Once again the FED has cut the interest rate by 50 basis points. This was not unexpected after the gloomy figure about GDP growth in 2007. So the FED is just doing what every macroeconomist would suggest to do when a slowdown is hitting the economy. But, the US government is preparing another plan to stimulate the economy, which contemplates the US of fiscal policy.
The so-called fiscal stimulus has not been well acclaimed by many respected economists, as PL has shown in the last post. The reason is that Fiscal Policy is not considered today the best instrument for short-term stabilization. There are two problems associated with fiscal policy as a macroeconomic tool: first, it is hard to conceive (because of the many distortions that it can provoke); second, it takes time to assess its impact.
Coming to the US package, among the main arguments the critics have advanced, I endorse the words of our Master of Thought Paul Krugman, who claims the package is ill conceived because it is targeted to the people who needed it less. In short, these are the people who probably do not suffer for a temporary lack of liquidity (not the people highly indebted, not the poorest).

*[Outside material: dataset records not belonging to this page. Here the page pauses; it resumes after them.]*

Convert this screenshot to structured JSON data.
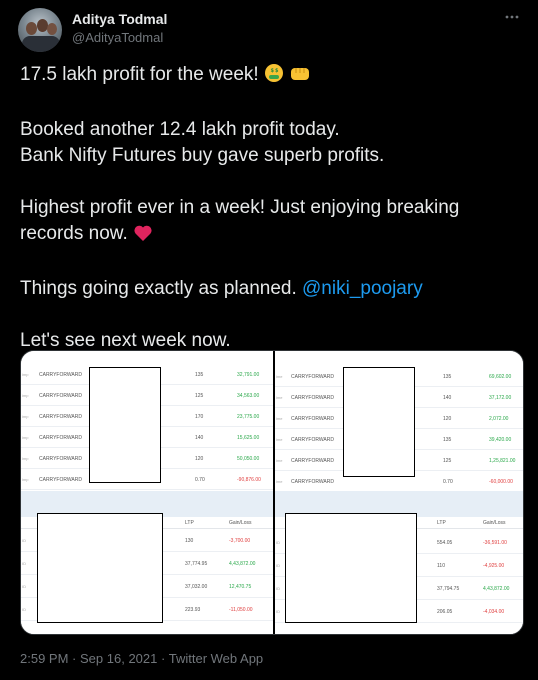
{
  "author": {
    "name": "Aditya Todmal",
    "handle": "@AdityaTodmal"
  },
  "more_icon": "more-options-icon",
  "tweet": {
    "line1": "17.5 lakh profit for the week!",
    "line1_emojis": [
      "money-mouth-face-emoji",
      "oncoming-fist-emoji"
    ],
    "line2": "Booked another 12.4 lakh profit today.",
    "line3": "Bank Nifty Futures buy gave superb profits.",
    "line4": "Highest profit ever in a week! Just enjoying breaking records now.",
    "line4_emoji": "red-heart-emoji",
    "line5_text": "Things going exactly as planned.",
    "line5_mention": "@niki_poojary",
    "line6": "Let's see next week now."
  },
  "screenshot_left": {
    "top_rows": [
      {
        "label": "CARRYFORWARD",
        "qty": "135",
        "pl": "32,791.00",
        "pl_color": "green"
      },
      {
        "label": "CARRYFORWARD",
        "qty": "125",
        "pl": "34,563.00",
        "pl_color": "green"
      },
      {
        "label": "CARRYFORWARD",
        "qty": "170",
        "pl": "23,775.00",
        "pl_color": "green"
      },
      {
        "label": "CARRYFORWARD",
        "qty": "140",
        "pl": "15,625.00",
        "pl_color": "green"
      },
      {
        "label": "CARRYFORWARD",
        "qty": "120",
        "pl": "50,050.00",
        "pl_color": "green"
      },
      {
        "label": "CARRYFORWARD",
        "qty": "0.70",
        "pl": "-90,876.00",
        "pl_color": "red"
      }
    ],
    "bottom_header": {
      "col1": "LTP",
      "col2": "Gain/Loss"
    },
    "bottom_rows": [
      {
        "ltp": "130",
        "gl": "-3,700.00",
        "gl_color": "red"
      },
      {
        "ltp": "37,774.95",
        "gl": "4,43,872.00",
        "gl_color": "green"
      },
      {
        "ltp": "37,032.00",
        "gl": "12,470.75",
        "gl_color": "green"
      },
      {
        "ltp": "223.93",
        "gl": "-11,050.00",
        "gl_color": "red"
      }
    ]
  },
  "screenshot_right": {
    "top_rows": [
      {
        "label": "CARRYFORWARD",
        "qty": "135",
        "pl": "69,602.00",
        "pl_color": "green"
      },
      {
        "label": "CARRYFORWARD",
        "qty": "140",
        "pl": "37,172.00",
        "pl_color": "green"
      },
      {
        "label": "CARRYFORWARD",
        "qty": "120",
        "pl": "2,072.00",
        "pl_color": "green"
      },
      {
        "label": "CARRYFORWARD",
        "qty": "135",
        "pl": "39,420.00",
        "pl_color": "green"
      },
      {
        "label": "CARRYFORWARD",
        "qty": "125",
        "pl": "1,25,821.00",
        "pl_color": "green"
      },
      {
        "label": "CARRYFORWARD",
        "qty": "0.70",
        "pl": "-60,000.00",
        "pl_color": "red"
      }
    ],
    "bottom_header": {
      "col1": "LTP",
      "col2": "Gain/Loss"
    },
    "bottom_rows": [
      {
        "ltp": "554.05",
        "gl": "-36,591.00",
        "gl_color": "red"
      },
      {
        "ltp": "110",
        "gl": "-4,925.00",
        "gl_color": "red"
      },
      {
        "ltp": "37,794.75",
        "gl": "4,43,872.00",
        "gl_color": "green"
      },
      {
        "ltp": "206.05",
        "gl": "-4,034.00",
        "gl_color": "red"
      }
    ]
  },
  "footer": {
    "time": "2:59 PM",
    "date": "Sep 16, 2021",
    "source": "Twitter Web App",
    "separator": "·"
  }
}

When and if the policy will start to appear as ineffective, the US government will be probably forced to propose another plan, but it will take some time to realize this, which may be probably be too much, given the magnitude of the problems the US economy is facing. The risks are two. One is that, when expectations start to come at play, a slowdown may turn into a recession; if no sign of recovery appears, the FED will have to keep on sustaining the economy by a further tax cut, but here comes the second problem: monetary policy ceases to be effective when the interest rate reaches very low rate. Mr Bernanke will never try to reach the neighborhood of zero for any reason, but his room for manouvre is shrinking after today's cut. So if the fiscal package is not effective, the problems for Mr. Bernanke will become bigger. There is of course another path to follow. What the Us government can and should do, is probably listen to Mr Summers' suggestion to strengthen the financial sector. After the recent mess, this is something that needs to be done. The road to reform is a painful one, but it probably avoids the problem associated with the expectations channels: it signals the intention to fight a recession at every cost, plus providing long term beneficial effects.